The line to the relay is now in place and ready to meet the soldering iron.

With the relay loosely placed in position, cut the switched power lead (86) to a length just a bit longer than what is required to reach the splice. Strip two-thirds of an inch from the wire end. Wrap the wire tightly enough around the stripped portion of the switched power lead that it can’t be moved when tugged on slightly. This prevents the wires from moving around and helps conduct the heat from the soldering iron to both sets of copper strands.

A well soldererd connection will have the solder drawn into the twisted wires, themselves. If the solder is just clumped on the outside of the connection, you’re not heating the wires enough.

Be sure the soldering iron is powerful enough to heat the gauge of wire you’ll be splicing. Once the iron is up to temperature, tin the tip slightly by melting a small amount of solder to it. The bead of melted solder will make a stronger contact with the wires and help transfer more of the heat.

An example of ideal iron, wire and solder placement: The heat is transferred to the wire which, in turn, heats the solder to its melting point.

When melting the solder to the wires, try not to touch the iron with the solder. Instead, allow the iron to heat the wire to the point that it melts the solder. Holding the iron below the wires allows the heat to travel upwards while gravity pulls the molten solder down. Capillary action plays an important role in distributing the solder throughout the splice. Touch the iron and solder to a few points on the splice to make sure it is uniformly spread throughout the wire strands. While you want the solder to cover most of the splice, try to avoid leaving big globs of solder on the joint. It looks ugly and will make the splice much larger once it’s covered with tape.

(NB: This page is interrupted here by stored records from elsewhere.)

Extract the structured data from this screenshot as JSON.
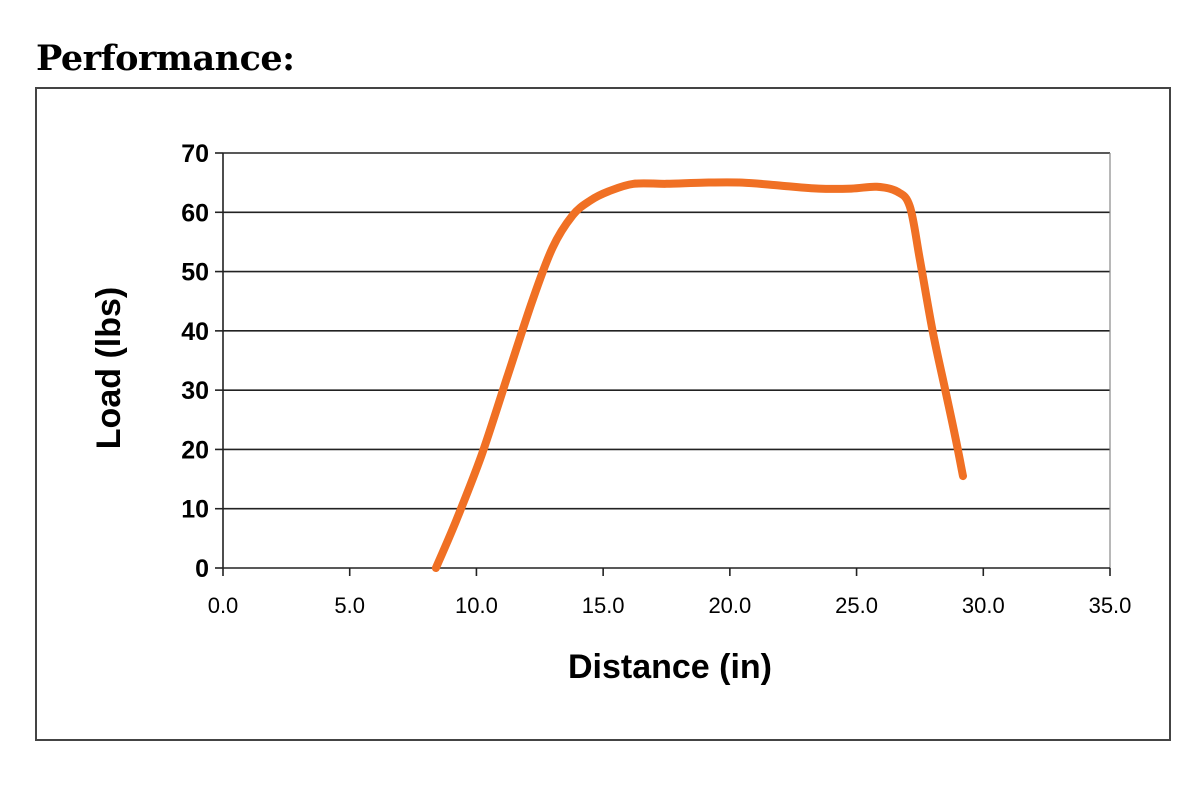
{
  "heading": "Performance:",
  "chart_data": {
    "type": "line",
    "title": "",
    "xlabel": "Distance (in)",
    "ylabel": "Load (lbs)",
    "xlim": [
      0,
      35
    ],
    "ylim": [
      0,
      70
    ],
    "x_ticks": [
      "0.0",
      "5.0",
      "10.0",
      "15.0",
      "20.0",
      "25.0",
      "30.0",
      "35.0"
    ],
    "y_ticks": [
      "0",
      "10",
      "20",
      "30",
      "40",
      "50",
      "60",
      "70"
    ],
    "grid": "horizontal",
    "legend": "none",
    "series": [
      {
        "color": "#F07024",
        "x": [
          8.4,
          9.2,
          10.2,
          11.2,
          12.2,
          13.0,
          13.8,
          14.5,
          15.2,
          16.2,
          17.5,
          19.0,
          20.5,
          22.0,
          23.5,
          24.8,
          25.8,
          26.6,
          27.1,
          27.5,
          28.0,
          28.5,
          28.9,
          29.2
        ],
        "y": [
          0,
          8,
          19,
          32,
          45,
          54,
          59.5,
          62,
          63.5,
          64.8,
          64.8,
          65,
          65,
          64.5,
          64,
          64,
          64.3,
          63.5,
          61,
          52,
          40,
          30,
          22,
          15.5
        ]
      }
    ]
  }
}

The two stages to protecting your joint: First, tape the bare soldered joint itself. Second, tape the entire harness to give added rigidity.

After the splice has cooled, wrap it with electrical tape to prevent any accidental grounding against the frame. After the individual splices have been taped, retape the wiring harness to protect and support the wires. Before replacing the bodywork, check the switched circuit to make sure it is functioning properly. Don’t forget to run it under maximum load. In my example case, that meant powering the turnsignals, the brake light, and relay simultaneously.

You can now enjoy powering your electronic accessories without the worry of killing your battery.

Splicing Tip: The way you splice your wires can make a huge difference in how much space they occupy. Here the butt splice (right) allows the new wire to follow the same path as the old one. The pigtail splice (left) keeps the wire from having to make a 180 degree turn. When these two splices are taped, they consume a minimum of space around the wiring harness.